UnknownLa narratrice, Myriam, porte le même nom que l’auteure et pour cause, puisqu’il s’agit de ses souvenirs, de son cheminement et de ses rêveries. Dans un aller-retour constant entre le présent et le passé, nous suivons les traces de la jeune Iranienne, fille de parents communistes et activistes dans un pays écrasé sous les lois obscurantistes de l’ayatollah Khomeini et des Gardiens de la révolution. Elle a 6 ans lorsque sa mère fuit l’Iran pour rejoindre son mari déjà exilé en France. C’est le grand déracinement. Il lui faudra de très nombreuses années pour concilier la Française qu’elle est devenue et l’Iranienne qui sommeille en elle. De crises en adaptation, de révolte en acceptation, la plume limpide et poétique de Myriam Madjini nous berce, nous émeut.

La mère regarde pendant des heures par la fenêtre, assise sur une chaise. Elle écrit des lettres face à cette fenêtre. […] Elle scrute l’horizon, elle y voit danser des lettres emportées par le vent entre ici et là-bas.
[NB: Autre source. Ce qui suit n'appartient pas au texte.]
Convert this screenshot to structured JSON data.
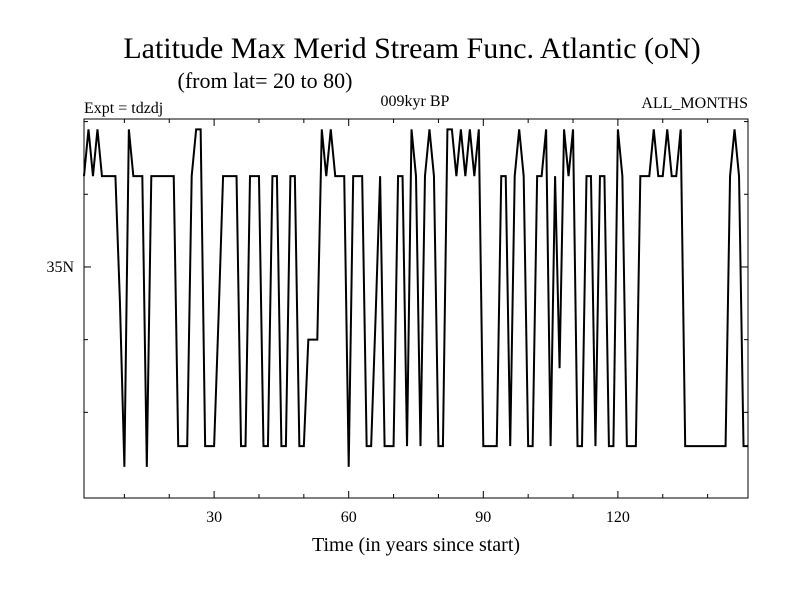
{
  "chart_data": {
    "type": "line",
    "title": "Latitude Max Merid Stream Func. Atlantic (oN)",
    "subtitle": "(from lat= 20 to 80)",
    "left_label": "Expt = tdzdj",
    "center_label": "009kyr BP",
    "right_label": "ALL_MONTHS",
    "xlabel": "Time (in years since start)",
    "ylabel": "",
    "xlim": [
      1,
      149
    ],
    "ylim": [
      26.1,
      40.7
    ],
    "x_ticks": [
      30,
      60,
      90,
      120
    ],
    "x_tick_labels": [
      "30",
      "60",
      "90",
      "120"
    ],
    "x_minor_ticks": [
      10,
      20,
      40,
      50,
      70,
      80,
      100,
      110,
      130,
      140
    ],
    "y_ticks": [
      35
    ],
    "y_tick_labels": [
      "35N"
    ],
    "y_minor_ticks": [
      29.4,
      32.2,
      37.8,
      40.6
    ],
    "series": [
      {
        "x": [
          1,
          2,
          3,
          4,
          5,
          6,
          7,
          8,
          9,
          10,
          11,
          12,
          13,
          14,
          15,
          16,
          17,
          18,
          19,
          20,
          21,
          22,
          23,
          24,
          25,
          26,
          27,
          28,
          29,
          30,
          31,
          32,
          33,
          34,
          35,
          36,
          37,
          38,
          39,
          40,
          41,
          42,
          43,
          44,
          45,
          46,
          47,
          48,
          49,
          50,
          51,
          52,
          53,
          54,
          55,
          56,
          57,
          58,
          59,
          60,
          61,
          62,
          63,
          64,
          65,
          66,
          67,
          68,
          69,
          70,
          71,
          72,
          73,
          74,
          75,
          76,
          77,
          78,
          79,
          80,
          81,
          82,
          83,
          84,
          85,
          86,
          87,
          88,
          89,
          90,
          91,
          92,
          93,
          94,
          95,
          96,
          97,
          98,
          99,
          100,
          101,
          102,
          103,
          104,
          105,
          106,
          107,
          108,
          109,
          110,
          111,
          112,
          113,
          114,
          115,
          116,
          117,
          118,
          119,
          120,
          121,
          122,
          123,
          124,
          125,
          126,
          127,
          128,
          129,
          130,
          131,
          132,
          133,
          134,
          135,
          136,
          137,
          138,
          139,
          140,
          141,
          142,
          143,
          144,
          145,
          146,
          147,
          148,
          149
        ],
        "y": [
          38.5,
          40.3,
          38.5,
          40.3,
          38.5,
          38.5,
          38.5,
          38.5,
          33.7,
          27.3,
          40.3,
          38.5,
          38.5,
          38.5,
          27.3,
          38.5,
          38.5,
          38.5,
          38.5,
          38.5,
          38.5,
          28.1,
          28.1,
          28.1,
          38.5,
          40.3,
          40.3,
          28.1,
          28.1,
          28.1,
          33.1,
          38.5,
          38.5,
          38.5,
          38.5,
          28.1,
          28.1,
          38.5,
          38.5,
          38.5,
          28.1,
          28.1,
          38.5,
          38.5,
          28.1,
          28.1,
          38.5,
          38.5,
          28.1,
          28.1,
          32.2,
          32.2,
          32.2,
          40.3,
          38.5,
          40.3,
          38.5,
          38.5,
          38.5,
          27.3,
          38.5,
          38.5,
          38.5,
          28.1,
          28.1,
          33.1,
          38.5,
          28.1,
          28.1,
          28.1,
          38.5,
          38.5,
          28.1,
          40.3,
          38.5,
          28.1,
          38.5,
          40.3,
          38.5,
          28.1,
          28.1,
          40.3,
          40.3,
          38.5,
          40.3,
          38.5,
          40.3,
          38.5,
          40.3,
          28.1,
          28.1,
          28.1,
          28.1,
          38.5,
          38.5,
          28.1,
          38.5,
          40.3,
          38.5,
          28.1,
          28.1,
          38.5,
          38.5,
          40.3,
          28.1,
          38.5,
          31.1,
          40.3,
          38.5,
          40.3,
          28.1,
          28.1,
          38.5,
          38.5,
          28.1,
          38.5,
          38.5,
          28.1,
          28.1,
          40.3,
          38.5,
          28.1,
          28.1,
          28.1,
          38.5,
          38.5,
          38.5,
          40.3,
          38.5,
          38.5,
          40.3,
          38.5,
          38.5,
          40.3,
          28.1,
          28.1,
          28.1,
          28.1,
          28.1,
          28.1,
          28.1,
          28.1,
          28.1,
          28.1,
          38.5,
          40.3,
          38.5,
          28.1,
          28.1
        ]
      }
    ]
  }
}
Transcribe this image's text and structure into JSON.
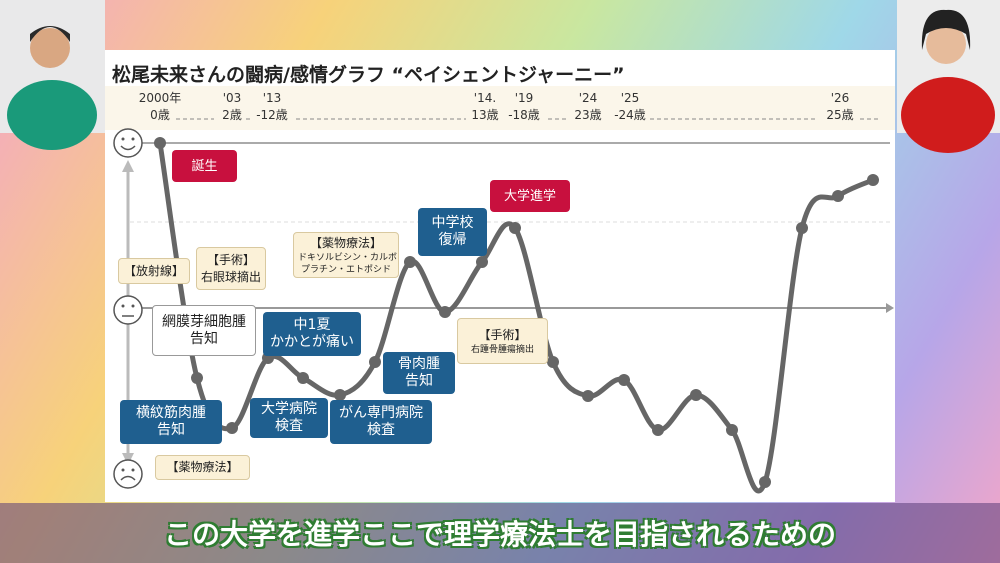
{
  "title": "松尾未来さんの闘病/感情グラフ “ペイシェントジャーニー”",
  "timeline": [
    {
      "year": "2000年",
      "age": "0歳"
    },
    {
      "year": "'03",
      "age": "2歳"
    },
    {
      "year": "'13",
      "age": "-12歳"
    },
    {
      "year": "'14.",
      "age": "13歳"
    },
    {
      "year": "'19",
      "age": "-18歳"
    },
    {
      "year": "'24",
      "age": "23歳"
    },
    {
      "year": "'25",
      "age": "-24歳"
    },
    {
      "year": "'26",
      "age": "25歳"
    }
  ],
  "annotations": [
    {
      "lines": [
        "誕生"
      ]
    },
    {
      "lines": [
        "【放射線】"
      ]
    },
    {
      "lines": [
        "【手術】",
        "右眼球摘出"
      ]
    },
    {
      "lines": [
        "網膜芽細胞腫",
        "告知"
      ]
    },
    {
      "lines": [
        "中1夏",
        "かかとが痛い"
      ]
    },
    {
      "lines": [
        "横紋筋肉腫",
        "告知"
      ]
    },
    {
      "lines": [
        "大学病院",
        "検査"
      ]
    },
    {
      "lines": [
        "がん専門病院",
        "検査"
      ]
    },
    {
      "lines": [
        "骨肉腫",
        "告知"
      ]
    },
    {
      "lines": [
        "【薬物療法】",
        "ドキソルビシン・カルボ",
        "プラチン・エトポシド"
      ]
    },
    {
      "lines": [
        "中学校",
        "復帰"
      ]
    },
    {
      "lines": [
        "大学進学"
      ]
    },
    {
      "lines": [
        "【手術】",
        "右踵骨腫瘍摘出"
      ]
    },
    {
      "lines": [
        "【薬物療法】"
      ]
    }
  ],
  "caption": "この大学を進学ここで理学療法士を目指されるための"
}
Des lettres qui partent, des lettres qui arrivent, des lettres qui attendent, des lettres qui répondent, des lettres qui pleurent, des lettres qui se souviennent, des lettres qui gardent la mémoire d’un lieu de peur qu’il ne disparaisse, des lettres suspendues comme une longue guirlande de mots allant de la mansarde parisienne aux toits des maisons de Téhéran.

Myriam Madjini, Marx et la poupée, Le nouvel Attila, 2017, 202 pages

Je n’aurais jamais cru pouvoir un jour m’introduire subrepticement dans les coulisses du pouvoir catholique. C’est ce que nous permet Robert Harris avec son excellent Conclave. Une œuvre crédible, bien documentée, qui se lit comme un roman policier.
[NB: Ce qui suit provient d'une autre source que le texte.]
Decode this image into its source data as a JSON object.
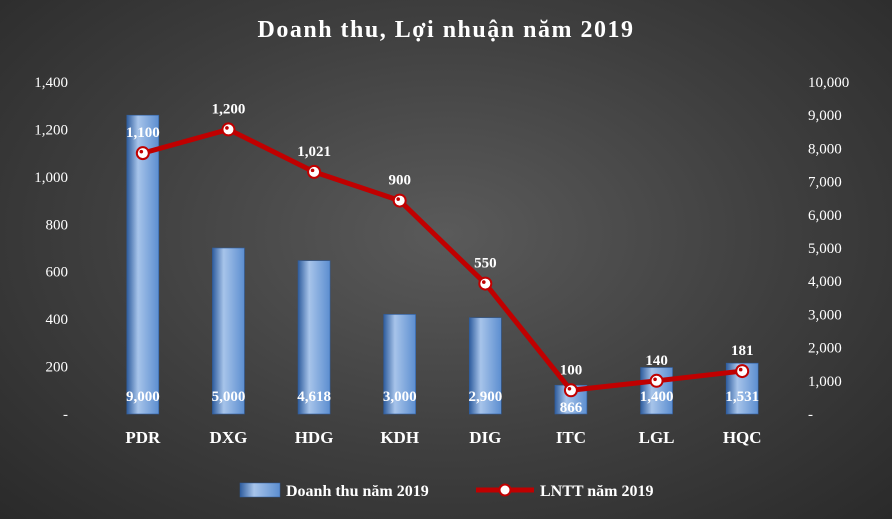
{
  "chart_data": {
    "type": "bar",
    "title": "Doanh thu, Lợi nhuận năm 2019",
    "categories": [
      "PDR",
      "DXG",
      "HDG",
      "KDH",
      "DIG",
      "ITC",
      "LGL",
      "HQC"
    ],
    "series": [
      {
        "name": "Doanh thu năm 2019",
        "type": "bar",
        "axis": "right",
        "values": [
          9000,
          5000,
          4618,
          3000,
          2900,
          866,
          1400,
          1531
        ],
        "labels": [
          "9,000",
          "5,000",
          "4,618",
          "3,000",
          "2,900",
          "866",
          "1,400",
          "1,531"
        ]
      },
      {
        "name": "LNTT năm 2019",
        "type": "line",
        "axis": "left",
        "values": [
          1100,
          1200,
          1021,
          900,
          550,
          100,
          140,
          181
        ],
        "labels": [
          "1,100",
          "1,200",
          "1,021",
          "900",
          "550",
          "100",
          "140",
          "181"
        ]
      }
    ],
    "y_left": {
      "range": [
        0,
        1400
      ],
      "ticks": [
        0,
        200,
        400,
        600,
        800,
        1000,
        1200,
        1400
      ],
      "tick_labels": [
        "-",
        "200",
        "400",
        "600",
        "800",
        "1,000",
        "1,200",
        "1,400"
      ]
    },
    "y_right": {
      "range": [
        0,
        10000
      ],
      "ticks": [
        0,
        1000,
        2000,
        3000,
        4000,
        5000,
        6000,
        7000,
        8000,
        9000,
        10000
      ],
      "tick_labels": [
        "-",
        "1,000",
        "2,000",
        "3,000",
        "4,000",
        "5,000",
        "6,000",
        "7,000",
        "8,000",
        "9,000",
        "10,000"
      ]
    },
    "grid": false,
    "legend": "bottom",
    "colors": {
      "bar_light": "#a7c4ea",
      "bar_mid": "#5c8ed0",
      "bar_dark": "#2f5d9e",
      "line": "#c00000",
      "marker_fill": "#ffffff"
    }
  }
}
UnknownLe pape est mort. Si d’aucuns le pleurent, d’autres sont soulagés de disparaître ce chef qui vilipendait leur train de vie princier. Disparition ouvrant enfin l’accès au trône. Le Secrétaire général du Vatican, Jacopo Lomeli, doit donc organiser rapidement la course à la succession. Les éminences arrivent des quatre coins de la planète. Il faut les loger et prévoir la réponse à leurs besoins élémentaires pendant la retraite fermée qui s’amorce. Car comme on le sait, les cardinaux seront séquestrés et n’auront aucune communication avec l’extérieur tant que ne s’élèvera pas de la chapelle Sixtine la fameuse fumée blanche annonçant au monde l’élection du nouveau pape. Et voilà les 118 prélats engagés dans le processus dirigé de main de maître par Jacopo Lomeli. L’assemblée se fractionne alors selon les allégeances, les groupes linguistiques, les valeurs, les tendances traditionalistes ou progressistes. Ça chuchote, ça discute, ça grenouille. Il y a les figurants et les puissants, les ambitieux et les intègres. Des scandales seront mis au jour. Ces révélations en feront déchoir plus d’un du podium à portée de calotte.
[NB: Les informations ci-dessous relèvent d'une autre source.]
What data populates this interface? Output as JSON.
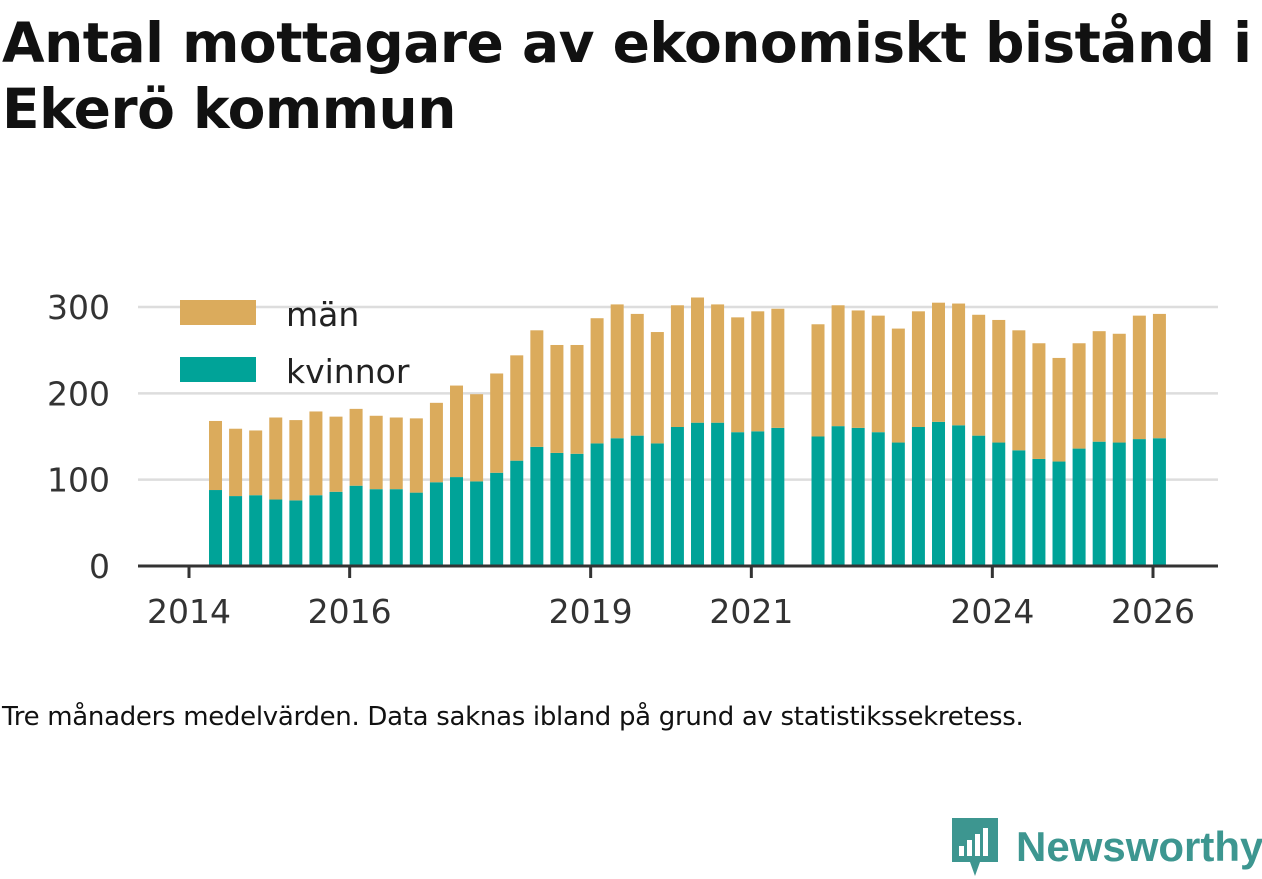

Aucune longueur dans ce récit servi par une langue limpide, efficace. C’est comme si on y était et que l’on constatait de visu que l’on sait de ce lieu sans équivalent dans le monde. S’y côtoient foi et corruption, croyance sincère et jeu de pouvoir, spiritualité et argent. Entre cet univers foncièrement humain et le dogme de l’infaillibilité du pape, le fossé est profond. Et la lecture jouissive.